During winter, one of the biggest risks to your home is a burst pipe.

When temperatures drop below freezing, water turns to ice and expands. Within the pipe, an ice blockage forms between the source and the faucet. As water becomes trapped between the blockage and the closed faucet, the integrity of the pipes weakens. This can happen with any material, from plastic to steel.

If pipes burst, there can be a large amount of damage to the property. This includes the house itself and your possessions. Plus, the repair costs can be sizeable.

The risk for a burst pipe is common in hose bibs, swimming pool supply lines and irrigation systems. Within your home, the odds are greater for pipes in exterior walls that are poorly insulated or unheated parts of the house, which include your basement, crawl space and attic.

The issue of burst pipes tends to be a bigger concern in the South.

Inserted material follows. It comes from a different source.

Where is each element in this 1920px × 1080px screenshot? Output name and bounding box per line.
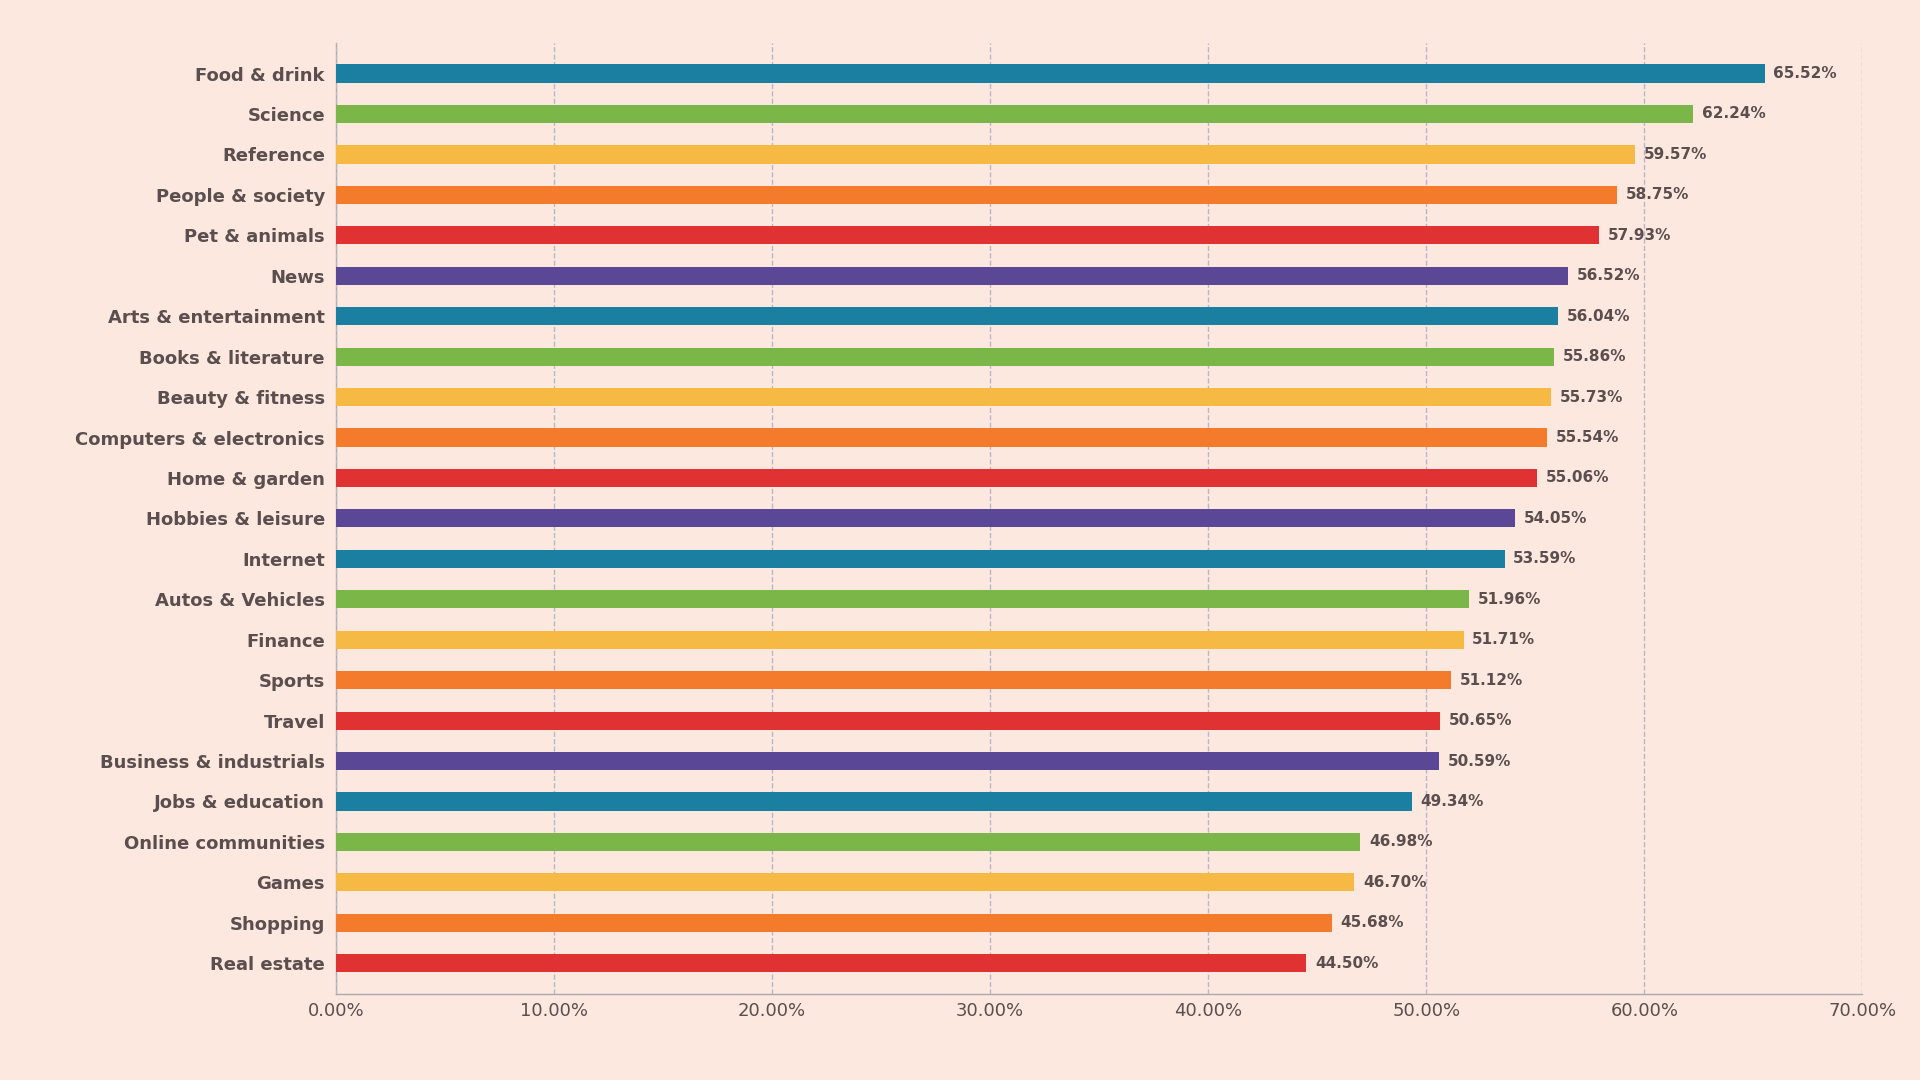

Northern regions are prepared for colder temperatures, so homes tend to have plumbing in insulated parts of the house. In the South, however, pipes are at times unprotected, and many homeowners don't know how to prevent frozen pipes.

Regardless where you live, follow these steps to avoid a burst pipe:

  • Regulate your home's temperature. One of the easiest ways to prevent pipes from freezing is to ensure your heat is operating at a feasible temperature. When temperatures drop, ensure your thermostat is set to at least 55 degrees. Consider purchasing a programmable thermostat, which can help with regulating the temperature and lowering your energy costs.
  • Open cabinets under sinks. Your kitchen cabinets and bathroom vanity cabinets may not get a lot of heat. Keep the cabinets beneath sinks open to allow warm air to reach the pipes.
  • Let faucets drip. If you know certain pipes are exposed, turn on the faucets connected to them and run lukewarm water. Even if the faucets are only dripping, the flow of water can keep pipes from freezing.
  • Close windows near pipes. Although there are few reasons to open a window during winter, if you need to do so, don't open one near pipes. If you have a window in your bathroom, for instance, don't open it. Also, consider sealing your windows with caulk and shrink wrap to keep cold drafts out of your home.
  • Insulate unheated areas. For areas of your home that aren't heated, install insulation to protect your pipes. Additionally, order a property inspection if you need help determining whether insulation in other parts of your house needs to be replaced. This is another tip that can help with energy savings in addition to burst pipes.
  • Insulate the pipes. There are many products you can purchase to insulate your plumbing. These choices include sleeves that go over pipes and special tapes.
  • Store hoses and drain bibs. Detach your hose from the bib and store it for the winter. Next, drain the bib. Start by closing the interior valve. Then, open the exterior valve to drain any remaining water. Don't close the the latter valve, as leaving it open gives any water left in the bib room to expand.
  • Locate your main water valves and a plumber. For particularly harsh winters, it can be difficult to prevent pipes from freezing and eventually bursting. In these cases, you'll need to shut off the water at the main value. If a hot water pipe bursts, you'll need to close the value on your hot water heater. Once the appropriate valves are closed, contact your plumber.